The landlord comes to greet me. "Hello, what can I do for you?"

"Do you have an owl that I can use to send a letter? And possibly something to write with—and on?"

He smiles and says, "Yes," before walking off. When he returns with the items I requested, I sit down with a quill, a bottle of ink, and a piece of parchment. I stare at the blank page. Who should I write? And Merlin, what should I even say? Hello, yes, this is Charlotte Rodgers and I have just discovered that my mother is a psychotic, sadistic Death Eater—oh, right, and she is Bellatrix Lestrange, which means I had to leave Malfoy Manor quickly because I can't deal with that right now. Finally, after minutes of pondering, I begin writing.

Professor Dumbledore,

I don't know if it is allowed for a student to return to Hogwarts early during the Christmas holidays, but if it is against Hogwarts policy, I beg you to make an exception. Some things have come up at Malfoy Manor, and I was unable to stay there for the remainder of the holidays. If it is necessary for me to stay in the Leaky Cauldron, I will, but I would much prefer to return to Hogwarts.

Please reply as soon as possible.

Charlotte Rodgers

Dumbledore is a kind man from what I little I know about him, so hopefully this is sincere enough that he will allow me to return. Just run away, a voice whispers to me. Just run away, start over, get as far away from Hogwarts and Voldemort as possible.

And live like an animal again? No.

Tom the landlord returns with the owl. I pay him a Galleon, which I've managed to save since the loan I got back in August—wish I could've spent that a different way—and tie my letter to the owl's leg. It flies away.

I place my wand on the table. If the dragon heartstring was taken from the same dragon heart that made Bellatrix's wand, I am obviously more like my mother than I could have ever feared. Now there are more questions about myself than before and more time to fret over them.

At least one thing has been cleared up: my mother was sent to Azkaban because she was a Death Eater, and a ruthless one at that. What had she said about the Longbottoms? Something about having sent them to St. Mungo's. That's probably why Neville got so touchy about the place. Poor Neville . . . my mother is the crazed Death Eater that ruined his life, took his parents from him before he even had the chance to know them. And she worships Voldemort, the one that ruined Harry's life by taking his parents before he ever had the chance to know them. And the same psychopath that my mother worships is the maniac that will also ruin my life, has been ruining my life for as long as it's really mattered.

Draco rushes to the front of my mind, and my heart catches in my throat. He's my cousin . . . I was in love with him, and he's my cousin. Why is it that when I am happy for the first time in my life, it has to be taken away from me? The D.A. will be practicing Patronuses in our next meeting. I don't think I stand a chance of making one. All of my happy memories are tainted by my new knowledge.
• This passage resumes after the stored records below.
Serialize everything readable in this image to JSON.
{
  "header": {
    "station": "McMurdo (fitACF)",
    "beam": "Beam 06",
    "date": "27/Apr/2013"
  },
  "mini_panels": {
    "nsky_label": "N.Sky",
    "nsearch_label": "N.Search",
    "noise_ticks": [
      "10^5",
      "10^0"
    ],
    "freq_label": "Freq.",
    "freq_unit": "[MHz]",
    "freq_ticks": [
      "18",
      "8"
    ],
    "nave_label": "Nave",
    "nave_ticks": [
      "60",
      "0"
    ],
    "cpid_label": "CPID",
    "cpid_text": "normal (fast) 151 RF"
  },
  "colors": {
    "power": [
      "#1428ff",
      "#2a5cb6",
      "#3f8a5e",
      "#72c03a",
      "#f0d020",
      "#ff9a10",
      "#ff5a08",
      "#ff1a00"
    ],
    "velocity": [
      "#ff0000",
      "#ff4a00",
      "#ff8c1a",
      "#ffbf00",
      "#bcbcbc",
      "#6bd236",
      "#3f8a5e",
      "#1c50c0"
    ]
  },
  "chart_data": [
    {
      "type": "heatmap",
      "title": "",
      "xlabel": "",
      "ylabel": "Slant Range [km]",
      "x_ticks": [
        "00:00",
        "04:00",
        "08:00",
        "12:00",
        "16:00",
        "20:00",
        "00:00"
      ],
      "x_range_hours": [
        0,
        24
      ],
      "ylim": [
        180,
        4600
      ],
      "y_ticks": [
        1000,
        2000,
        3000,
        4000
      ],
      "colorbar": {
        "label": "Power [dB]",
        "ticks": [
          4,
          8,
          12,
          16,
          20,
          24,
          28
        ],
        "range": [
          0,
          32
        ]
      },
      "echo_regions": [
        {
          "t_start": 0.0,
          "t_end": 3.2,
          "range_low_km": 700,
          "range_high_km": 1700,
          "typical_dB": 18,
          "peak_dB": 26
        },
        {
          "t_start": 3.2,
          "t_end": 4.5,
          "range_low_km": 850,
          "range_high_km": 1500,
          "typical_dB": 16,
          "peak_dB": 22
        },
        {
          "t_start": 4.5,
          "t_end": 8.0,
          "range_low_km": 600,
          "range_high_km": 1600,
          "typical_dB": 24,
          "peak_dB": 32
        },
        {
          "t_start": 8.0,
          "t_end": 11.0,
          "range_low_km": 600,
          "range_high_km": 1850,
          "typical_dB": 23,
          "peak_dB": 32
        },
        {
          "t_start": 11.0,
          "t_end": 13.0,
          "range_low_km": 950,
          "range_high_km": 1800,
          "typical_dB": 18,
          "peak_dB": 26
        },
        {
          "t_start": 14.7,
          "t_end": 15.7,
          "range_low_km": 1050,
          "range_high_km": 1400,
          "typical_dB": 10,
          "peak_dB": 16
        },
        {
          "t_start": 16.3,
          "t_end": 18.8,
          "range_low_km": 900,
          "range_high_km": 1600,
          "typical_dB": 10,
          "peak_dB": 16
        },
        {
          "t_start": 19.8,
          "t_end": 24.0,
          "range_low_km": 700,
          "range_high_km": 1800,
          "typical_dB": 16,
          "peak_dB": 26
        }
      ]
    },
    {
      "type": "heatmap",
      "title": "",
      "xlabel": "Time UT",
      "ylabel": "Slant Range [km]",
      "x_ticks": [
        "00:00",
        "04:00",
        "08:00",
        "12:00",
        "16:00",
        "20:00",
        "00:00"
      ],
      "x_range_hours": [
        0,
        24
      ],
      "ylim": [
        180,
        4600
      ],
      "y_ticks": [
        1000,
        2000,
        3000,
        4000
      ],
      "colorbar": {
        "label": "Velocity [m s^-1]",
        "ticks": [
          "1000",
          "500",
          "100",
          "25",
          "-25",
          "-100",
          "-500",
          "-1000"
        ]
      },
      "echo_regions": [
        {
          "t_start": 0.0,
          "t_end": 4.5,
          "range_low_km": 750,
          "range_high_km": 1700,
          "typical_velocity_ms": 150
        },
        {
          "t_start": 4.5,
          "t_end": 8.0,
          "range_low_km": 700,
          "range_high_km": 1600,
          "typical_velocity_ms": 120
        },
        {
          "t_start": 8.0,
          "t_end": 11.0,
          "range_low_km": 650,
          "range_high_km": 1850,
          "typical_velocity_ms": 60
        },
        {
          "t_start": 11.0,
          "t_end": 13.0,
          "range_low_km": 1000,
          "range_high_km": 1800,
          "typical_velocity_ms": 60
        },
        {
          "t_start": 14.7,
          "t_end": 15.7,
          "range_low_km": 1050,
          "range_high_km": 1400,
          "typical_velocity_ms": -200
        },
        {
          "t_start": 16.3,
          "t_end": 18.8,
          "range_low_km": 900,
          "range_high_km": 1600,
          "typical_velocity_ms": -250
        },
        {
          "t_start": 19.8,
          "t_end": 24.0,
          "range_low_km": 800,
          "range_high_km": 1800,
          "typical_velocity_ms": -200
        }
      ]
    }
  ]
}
The owl flies back into the pub, and I take a pouch and a letter off its leg. Inside the pouch is a handful of Floo powder. The letter states that I am allowed to return to Hogwarts. Dumbledore has connected his office to the Floo Network, but I must hurry.

With permission from Tom, I go to the fireplace, grab the handful of floo powder, throw it to the floor, and shout, "The office of Albus Dumbledore, Headmaster of Hogwarts School of Witchcraft and Wizardry." Green flames consume me.

I open my eyes in Dumbledore's office. "Good evening, Miss Rodgers," he says.

"Good evening, Professor."

"Were there Death Eaters at Malfoy Manor?"

It's like knows. But no one knows that the Death Eaters are out of Azkaban. Do they? "Lucius Malfoy just wasn't a fan of mine," I lie.

Dumbledore nods, and I leave his office. There is someone I must confront.